RFA Maine was a hospital ship of the British Royal Fleet Auxiliary, which served during the Second Boer War, up until the eve of World War I.

The first ship to bear the name was the former cattle/passenger ship Swansea, built by William Gray & Company of Hartlepool, and launched on 8 June 1887. Owned and operated by Bernard N. Baker's Atlantic Transport Line, Swansea was renamed Maine in 1888.

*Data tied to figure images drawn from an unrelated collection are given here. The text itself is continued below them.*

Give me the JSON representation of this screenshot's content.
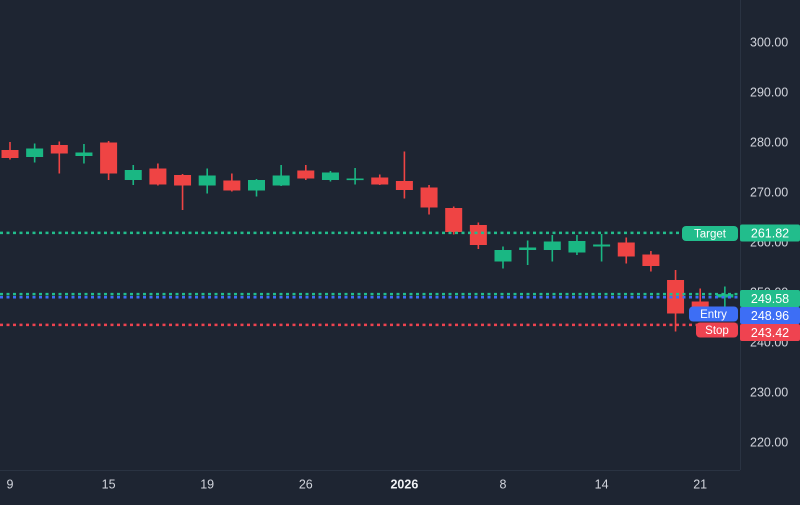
{
  "colors": {
    "background": "#1e2532",
    "axis_line": "#2a3342",
    "axis_text": "#d1d4dc",
    "axis_text_bold": "#f0f2f5",
    "candle_up": "#1ab783",
    "candle_down": "#ef4444",
    "line_green": "#22bd8c",
    "line_blue": "#3d6ef5",
    "line_red": "#ef4350",
    "badge_text": "#ffffff"
  },
  "chart_data": {
    "type": "candlestick",
    "title": "",
    "legend_position": "none",
    "grid": false,
    "y_axis": {
      "side": "right",
      "ticks": [
        {
          "price": 300,
          "label": "300.00"
        },
        {
          "price": 290,
          "label": "290.00"
        },
        {
          "price": 280,
          "label": "280.00"
        },
        {
          "price": 270,
          "label": "270.00"
        },
        {
          "price": 260,
          "label": "260.00"
        },
        {
          "price": 250,
          "label": "250.00"
        },
        {
          "price": 240,
          "label": "240.00"
        },
        {
          "price": 230,
          "label": "230.00"
        },
        {
          "price": 220,
          "label": "220.00"
        }
      ],
      "visible_range": [
        211.6,
        308.4
      ]
    },
    "x_axis": {
      "ticks": [
        {
          "label": "9",
          "x": 10.0,
          "bold": false
        },
        {
          "label": "15",
          "x": 108.6,
          "bold": false
        },
        {
          "label": "19",
          "x": 207.2,
          "bold": false
        },
        {
          "label": "26",
          "x": 305.8,
          "bold": false
        },
        {
          "label": "2026",
          "x": 404.4,
          "bold": true
        },
        {
          "label": "8",
          "x": 503.0,
          "bold": false
        },
        {
          "label": "14",
          "x": 601.6,
          "bold": false
        },
        {
          "label": "21",
          "x": 700.2,
          "bold": false
        }
      ]
    },
    "candles_ohlc": [
      [
        278.4,
        280.0,
        276.5,
        276.8
      ],
      [
        277.0,
        279.7,
        275.9,
        278.7
      ],
      [
        279.4,
        280.1,
        273.7,
        277.7
      ],
      [
        277.2,
        279.6,
        275.7,
        277.9
      ],
      [
        279.9,
        280.2,
        272.4,
        273.7
      ],
      [
        272.4,
        275.4,
        271.4,
        274.4
      ],
      [
        274.7,
        275.7,
        271.3,
        271.5
      ],
      [
        273.4,
        273.6,
        266.4,
        271.3
      ],
      [
        271.3,
        274.7,
        269.7,
        273.3
      ],
      [
        272.3,
        273.7,
        270.1,
        270.3
      ],
      [
        270.3,
        272.6,
        269.1,
        272.4
      ],
      [
        271.3,
        275.4,
        271.2,
        273.3
      ],
      [
        274.3,
        275.4,
        272.4,
        272.7
      ],
      [
        272.4,
        274.2,
        272.1,
        273.9
      ],
      [
        272.5,
        274.8,
        271.5,
        272.7
      ],
      [
        272.9,
        273.5,
        271.4,
        271.5
      ],
      [
        272.2,
        278.1,
        268.7,
        270.4
      ],
      [
        270.9,
        271.4,
        265.5,
        266.9
      ],
      [
        266.8,
        267.1,
        261.5,
        262.0
      ],
      [
        263.4,
        263.9,
        258.6,
        259.4
      ],
      [
        256.1,
        259.1,
        254.7,
        258.4
      ],
      [
        258.4,
        260.3,
        255.4,
        258.9
      ],
      [
        258.4,
        261.4,
        256.1,
        260.1
      ],
      [
        257.9,
        261.4,
        257.4,
        260.2
      ],
      [
        259.1,
        261.6,
        256.1,
        259.5
      ],
      [
        259.9,
        260.9,
        255.7,
        257.1
      ],
      [
        257.5,
        258.2,
        254.1,
        255.2
      ],
      [
        252.4,
        254.4,
        242.1,
        245.7
      ],
      [
        248.1,
        250.7,
        246.5,
        246.9
      ],
      [
        248.9,
        251.1,
        247.1,
        249.58
      ]
    ],
    "levels": [
      {
        "id": "target",
        "label": "Target",
        "value": 261.82,
        "display": "261.82",
        "style": "green"
      },
      {
        "id": "last",
        "label": "",
        "value": 249.58,
        "display": "249.58",
        "style": "green"
      },
      {
        "id": "entry",
        "label": "Entry",
        "value": 248.96,
        "display": "248.96",
        "style": "blue"
      },
      {
        "id": "stop",
        "label": "Stop",
        "value": 243.42,
        "display": "243.42",
        "style": "red"
      }
    ]
  }
}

==Conversion to hospital ship==
In October 1899 the Boer War broke out in South Africa and Baker immediately offered the British Admiralty the use of a vessel as a hospital ship. Funding for the conversion was raised by the "American Ladies Hospital Ship Society" based in London and headed by Jennie Churchill, Fanny Ronalds, and Jennie Goodell Blow, the later of whom had come up with the idea. All were American-born socialites, and the effort raised money from Americans. While crewed by a British crew once handed over to the American government, the ship was staffed with American medical workers. The Maine sailed for South Africa on 23 December 1899, with Jennie Churchill aboard, and arrived at Durban on 23 January 1900. One of the earliest beneficiaries was Jennie's younger son Jack, wounded during the Relief of Ladysmith. After only four months, she returned to UK and then went to China for the Boxer Rebellion.

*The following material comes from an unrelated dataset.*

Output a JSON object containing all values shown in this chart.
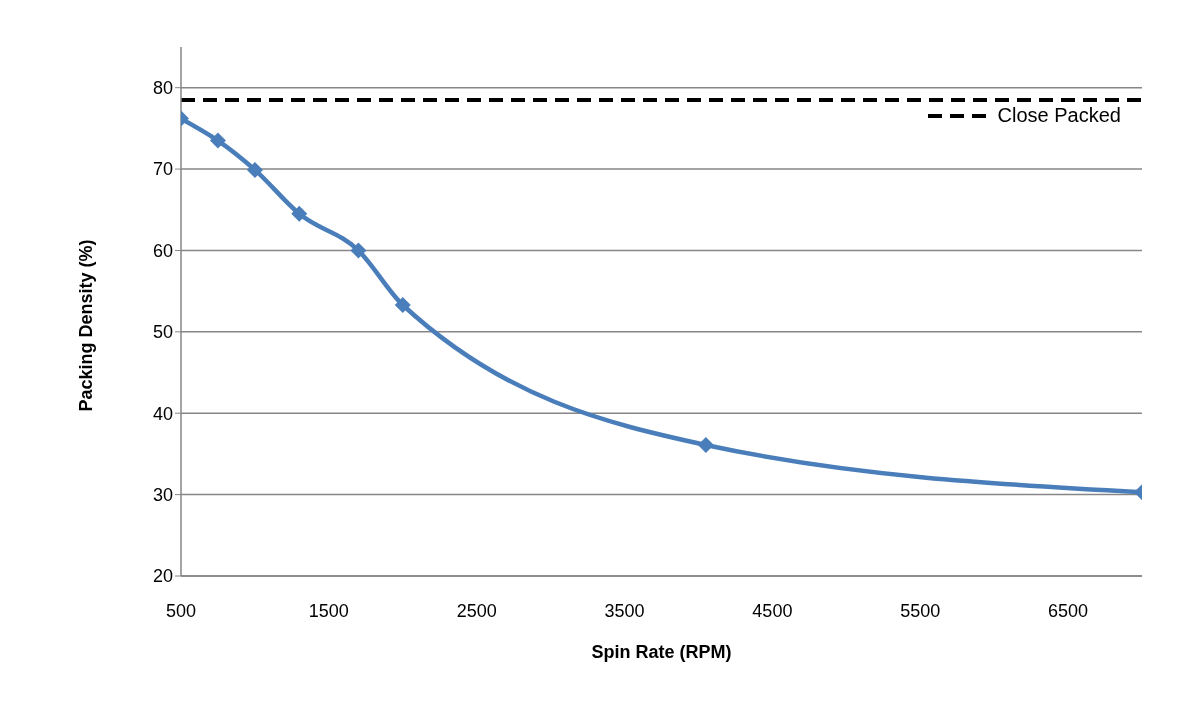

The following year she was again back in the UK, and in March 1901 she served in the Mediterranean as hospital ship to the Mediterranean Squadron.

==In RFA service==
At the end of war the ship was donated to the British Government and entered Navy service on 29 June 1901, and became a Royal Fleet Auxiliary ship in 1905 on the formation of the service. In June 1911 she took part in the Coronation Fleet Review for King George V at Torbay. She was lost on 17 June 1914 when she ran aground in fog on the Isle of Mull, Scotland and was wrecked. On 6 July 1914 the wreck was sold for scrap.